Hello,
I have just installed Pi-Hole on my Raspberry RPi 4 B.
It is not a dedicated system the other main role of this system is to act as an FTP server .
Apart from the Raspberry environment all other systems and devices in the house are 100% Apple.
To the best f my knowledge, my account is not configured to use Private Relay, but this TOP blocked domain is apparently linked with that service..... so what is happening...
Pi-hole is blocking that domain by default in order to avoid clients from bypassing Pi-hole via Apple's iCloud Private Relay, see also Configuration - Pi-hole documentation.
Pi-hole does not initiate those DNS requests, it only answers them and makes them visible as your clients are sending them.
Why your devices would request resolution of that special domain if they presumably are not using Private Relay would be a question for the manufacturer or software developer of the device or software sending those requests.
Firstly, thank you for your response and i fully understand what your very diplomatic reply ..
I did find the document refer to in your link a little over my “ pay grade” so if there is another less technical response in some other doc i would appreciate the Thank.
I have had a serious discussion via the Apple Forum on this subject of blocking apple servers and the significant advice is not to do it as it could break other services I am using.

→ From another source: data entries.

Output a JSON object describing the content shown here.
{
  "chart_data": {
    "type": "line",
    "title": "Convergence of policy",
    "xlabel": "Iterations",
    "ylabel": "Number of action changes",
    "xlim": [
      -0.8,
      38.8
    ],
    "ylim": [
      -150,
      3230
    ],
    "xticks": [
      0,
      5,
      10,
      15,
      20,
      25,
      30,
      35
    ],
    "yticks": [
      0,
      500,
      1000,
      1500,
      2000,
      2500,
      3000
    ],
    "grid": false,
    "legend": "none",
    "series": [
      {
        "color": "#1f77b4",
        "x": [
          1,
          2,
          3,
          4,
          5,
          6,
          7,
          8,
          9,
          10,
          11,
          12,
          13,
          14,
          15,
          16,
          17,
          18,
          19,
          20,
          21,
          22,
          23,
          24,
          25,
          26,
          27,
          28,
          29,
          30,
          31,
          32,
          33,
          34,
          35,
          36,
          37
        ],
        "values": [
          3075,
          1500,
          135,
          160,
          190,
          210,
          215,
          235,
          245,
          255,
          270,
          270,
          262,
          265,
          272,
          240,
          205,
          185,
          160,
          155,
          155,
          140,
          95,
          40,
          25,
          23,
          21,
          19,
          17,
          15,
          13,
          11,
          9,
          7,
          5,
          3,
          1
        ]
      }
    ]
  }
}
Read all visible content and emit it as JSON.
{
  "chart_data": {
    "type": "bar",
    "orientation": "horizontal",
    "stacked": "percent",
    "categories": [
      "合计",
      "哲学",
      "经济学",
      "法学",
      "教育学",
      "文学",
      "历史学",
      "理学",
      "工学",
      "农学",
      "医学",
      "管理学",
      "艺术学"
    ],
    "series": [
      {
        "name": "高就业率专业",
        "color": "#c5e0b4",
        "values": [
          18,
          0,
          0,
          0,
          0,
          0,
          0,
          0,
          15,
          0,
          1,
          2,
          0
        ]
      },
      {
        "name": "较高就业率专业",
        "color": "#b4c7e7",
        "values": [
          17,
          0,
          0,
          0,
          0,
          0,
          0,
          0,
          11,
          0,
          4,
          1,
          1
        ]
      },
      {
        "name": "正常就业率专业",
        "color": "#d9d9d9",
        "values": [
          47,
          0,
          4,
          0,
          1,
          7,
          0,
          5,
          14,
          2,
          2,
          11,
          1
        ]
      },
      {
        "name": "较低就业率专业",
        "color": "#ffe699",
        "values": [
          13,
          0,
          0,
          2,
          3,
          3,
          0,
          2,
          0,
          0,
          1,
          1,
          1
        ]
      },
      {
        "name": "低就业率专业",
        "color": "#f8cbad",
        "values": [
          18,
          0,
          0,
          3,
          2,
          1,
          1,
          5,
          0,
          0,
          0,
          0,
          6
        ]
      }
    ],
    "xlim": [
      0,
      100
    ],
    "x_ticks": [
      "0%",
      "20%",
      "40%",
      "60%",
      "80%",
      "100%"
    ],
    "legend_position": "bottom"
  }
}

So for the time being please advise on how I whitelist the mask.icloud.com domain .
add BLOCK_ICLOUD_PR=false to /etc/pihole/pihole-FTL.conf and restart pihole-FTL (sudo service pihole-FTL restart), ref the documentation.
Of course, Apple will advise you to use their DNS service, so they can get info about what it is you're doing with your devices, and build a profile (bye bye privacy). It's easy to claim things won't work if you don't, fear of that is almost always pretty convincing...
Read this topic, where things are explained, including the screenshots of the dialogs you'll be getting, if blocked, and the choices you need to make to avoid having problems.
iCloud Private Relay is basically Apple's implementation of oDoH (Oblivious DNS over HTTPS), the idea is you'll be using a proxy server (relay) to avoid the destination (DoH server) knowing who the request is coming from. Would be nice, if the relays would not be managed by Apple, thus not being able to collect the info anyway.
Be aware, by enabling iCloud Private Relay with the above setting, the devices will no longer be using pihole, thus everything will be allowed, regardless of the blocklists you have.
Also read this pihole documentation, here (unbound), where DL6ER explains why unbound is the best choice to get the most out of pihole, from a privacy point of view.
Thank you for this information I have implemented that and I wait with anticipation to see how this works now.
Can i just clear something up here, my Apple Account is set up NOT to use Private Relay..... apparently why the apple systems are interrogating mask.icloud.com is not 100% understood but it may be that they are doing this to determine my account setting its then that they determine that my account is valid and eligible to use the facility but I have it switched off.
I only have occasional access to apple devices, so not really sure, however, reading this article indicates it is something you need to enable / disable on the devices (the article has zero hits on the word 'account'), read here.
Once you changed the setting (false), you might still see entries in the pihole query log for mask.icloud.com and mask-h2.icloud.com, reply, not blocked. A dig for these domains should return a (lot?) of IP addresses (regional differences).
You'll probably notice things that used to be blocked (ads) are now showing (pihole no longer used after the initial lookup for the apple relay info).
Just as a data point, metrics.icloud.com is on my blocklist from StevenBlack/hosts/master/hosts; it is also one on my top 10 blocked domains. I have several Apple devices (phones, tablets, TV devices, etc.). Despite this domain block, I have no adverse effects using any of my Apple devices.
My uneducated speculation is this domain is used to collect...metrics...for Apple that are not otherwise needed for correct function of the devices. This domain has always been blocked in my use of PiHole over several years, and has never caused an apparent problem with my usage.
The Private Relay setting is another matter entirely; it is a relatively recent addition to Apple products, whereas I believe metrics.icloud.com has been around for much longer.
Based on what the 2 other Apple users of your solution are saying in regard to this, let's leave it as is for now, if is been there before Private Relay as has been indicated then this will not be an issue.
Ok, Thanks it would be interesting to note if we have similar configs in regard to how we individually deal with Private Relay access whilst using Pi-Hole
I have private relay blocked as the default and also block metrics.icloud.com too. I experience no ill effects on any of my devices.
I use private relay outside the house and Pi-hole inside our home network. Other than the initial pop-up saying our home network isn't compatible with private relay, the experience is seamless.
For me, the only impact I've ever seen is trying to view embedded images in some web-client emails (outlook.com in particular, but not all). In these cases, the images would not load unless I used the BLOCK_ICLOUD_PR=false line in pihole-FTL.conf. There may be other ways around the specific case I encountered, but that was my observation.
For what it's worth, I've reverted to the default Pihole behavior of blocking the Private Relay function, and the devices themselves are set to use Private Relay when they can (i.e. when Pihole is not in use).